Immunohistochemistry for RAD51/Geminin (GMNN) double staining

FFPE samples taken 24–48 h after the last dose of rucaparib were cut, deparafinised, rehydrated and stained with hematoxylin and eosin (H&E) and double stained with GMNN and RAD51. Pre- and post-radiotherapy-induced squamous cell carcinoma were used as negative and positive controls.

Antigen retrieval was performed and RAD51 primary antibody (mouse monoclonal, Genetex, GTX70230) was diluted 1/200 in Dako antibody diluent (K8006) and applied. Slides were incubated with Dako Envision Flex HRP (K8002). Geminin (GMNN) antibody (rabbit polyclonal, Proteintech 10802-1-AP) diluted 1/1500 in Dako antibody diluent was applied and incubated with Dako Envision Flex HRP (K8002). Sections incubated with Vector TMB blue (SK4400) and counterstained with Gills 1 hematoxylin, air dried and dehydrated in xylene before mounted and cover slipped with Vectamount.

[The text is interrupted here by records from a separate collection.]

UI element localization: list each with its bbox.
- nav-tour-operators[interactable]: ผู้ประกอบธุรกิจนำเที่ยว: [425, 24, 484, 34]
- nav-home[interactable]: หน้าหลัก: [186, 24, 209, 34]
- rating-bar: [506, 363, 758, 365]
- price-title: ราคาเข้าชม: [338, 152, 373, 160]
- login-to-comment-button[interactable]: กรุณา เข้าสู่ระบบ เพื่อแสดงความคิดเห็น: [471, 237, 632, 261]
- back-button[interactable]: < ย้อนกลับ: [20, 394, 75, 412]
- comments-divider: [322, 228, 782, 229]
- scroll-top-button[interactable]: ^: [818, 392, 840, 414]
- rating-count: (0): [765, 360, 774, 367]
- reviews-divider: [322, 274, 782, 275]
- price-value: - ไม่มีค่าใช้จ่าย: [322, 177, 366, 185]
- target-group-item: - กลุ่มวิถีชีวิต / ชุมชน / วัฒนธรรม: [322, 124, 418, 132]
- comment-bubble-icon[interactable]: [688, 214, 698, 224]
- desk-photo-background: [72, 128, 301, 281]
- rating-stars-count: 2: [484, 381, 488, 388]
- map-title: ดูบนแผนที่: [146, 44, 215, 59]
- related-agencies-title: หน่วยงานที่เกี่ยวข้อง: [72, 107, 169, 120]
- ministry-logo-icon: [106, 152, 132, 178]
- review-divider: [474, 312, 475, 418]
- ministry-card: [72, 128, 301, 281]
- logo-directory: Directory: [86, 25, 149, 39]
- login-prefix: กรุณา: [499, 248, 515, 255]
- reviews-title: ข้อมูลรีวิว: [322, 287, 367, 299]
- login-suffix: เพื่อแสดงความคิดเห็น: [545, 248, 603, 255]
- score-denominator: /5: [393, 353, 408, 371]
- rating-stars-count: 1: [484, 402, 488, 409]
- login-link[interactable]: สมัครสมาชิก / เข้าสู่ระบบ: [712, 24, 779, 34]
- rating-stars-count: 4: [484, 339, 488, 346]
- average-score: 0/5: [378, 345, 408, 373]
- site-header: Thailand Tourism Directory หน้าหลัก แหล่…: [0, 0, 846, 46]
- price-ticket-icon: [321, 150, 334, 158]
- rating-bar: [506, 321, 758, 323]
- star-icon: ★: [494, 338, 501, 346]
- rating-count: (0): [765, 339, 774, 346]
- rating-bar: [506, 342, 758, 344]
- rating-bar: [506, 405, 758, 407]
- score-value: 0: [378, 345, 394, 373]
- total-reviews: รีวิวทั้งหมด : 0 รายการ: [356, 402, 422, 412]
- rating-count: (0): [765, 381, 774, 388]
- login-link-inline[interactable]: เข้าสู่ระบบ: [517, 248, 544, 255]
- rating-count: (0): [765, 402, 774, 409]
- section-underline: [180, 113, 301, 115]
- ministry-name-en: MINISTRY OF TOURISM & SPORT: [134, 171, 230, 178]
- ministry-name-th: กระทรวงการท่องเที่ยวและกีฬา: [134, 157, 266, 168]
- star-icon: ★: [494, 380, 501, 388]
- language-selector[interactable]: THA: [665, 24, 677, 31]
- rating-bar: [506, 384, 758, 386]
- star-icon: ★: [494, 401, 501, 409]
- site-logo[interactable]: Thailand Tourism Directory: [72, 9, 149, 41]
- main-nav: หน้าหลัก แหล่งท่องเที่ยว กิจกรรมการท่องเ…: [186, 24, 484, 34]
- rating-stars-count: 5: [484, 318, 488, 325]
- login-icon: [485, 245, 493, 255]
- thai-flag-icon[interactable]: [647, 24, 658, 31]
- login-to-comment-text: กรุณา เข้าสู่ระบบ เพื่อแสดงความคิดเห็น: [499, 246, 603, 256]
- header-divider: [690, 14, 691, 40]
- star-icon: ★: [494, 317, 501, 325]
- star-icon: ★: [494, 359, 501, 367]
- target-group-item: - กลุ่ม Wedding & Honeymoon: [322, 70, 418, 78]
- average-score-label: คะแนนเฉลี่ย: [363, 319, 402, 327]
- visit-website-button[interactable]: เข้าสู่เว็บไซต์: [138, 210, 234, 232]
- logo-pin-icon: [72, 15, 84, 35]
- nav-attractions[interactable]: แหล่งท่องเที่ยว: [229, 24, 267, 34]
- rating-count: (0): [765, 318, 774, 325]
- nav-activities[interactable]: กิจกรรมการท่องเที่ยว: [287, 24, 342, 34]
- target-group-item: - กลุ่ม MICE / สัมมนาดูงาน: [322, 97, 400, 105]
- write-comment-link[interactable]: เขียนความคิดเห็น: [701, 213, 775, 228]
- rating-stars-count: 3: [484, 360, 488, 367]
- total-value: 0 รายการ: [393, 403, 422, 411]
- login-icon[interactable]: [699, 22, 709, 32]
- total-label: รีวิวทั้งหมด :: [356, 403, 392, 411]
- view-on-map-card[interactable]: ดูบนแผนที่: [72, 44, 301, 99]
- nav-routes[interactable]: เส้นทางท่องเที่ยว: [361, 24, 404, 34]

Five random fields at 40× magnification were identified and marked in PathXL. GMNN staining was identified with blue/green staining and RAD51 was identified by the presence of brown nuclear foci. Scoring was done by 2 scorers blinded to each other, time point and clinical details.

The number of tumour cells, GMNN-positive cells and RAD51-positive cells were counted. Cells with 5 or more RAD51 foci were classified as RAD51 positive. A minimum of 300 tumour cells and 30 GMNN-positive cells were a minimum requirement for inclusion. Raw data were collected and the proliferation fraction ((no. of GMNN-positive cells / total number of tumour cells) × 100) and RAD51 score ((no. of RAD51-positive cells / no. of GMNN-positive cells) × 100) was calculated.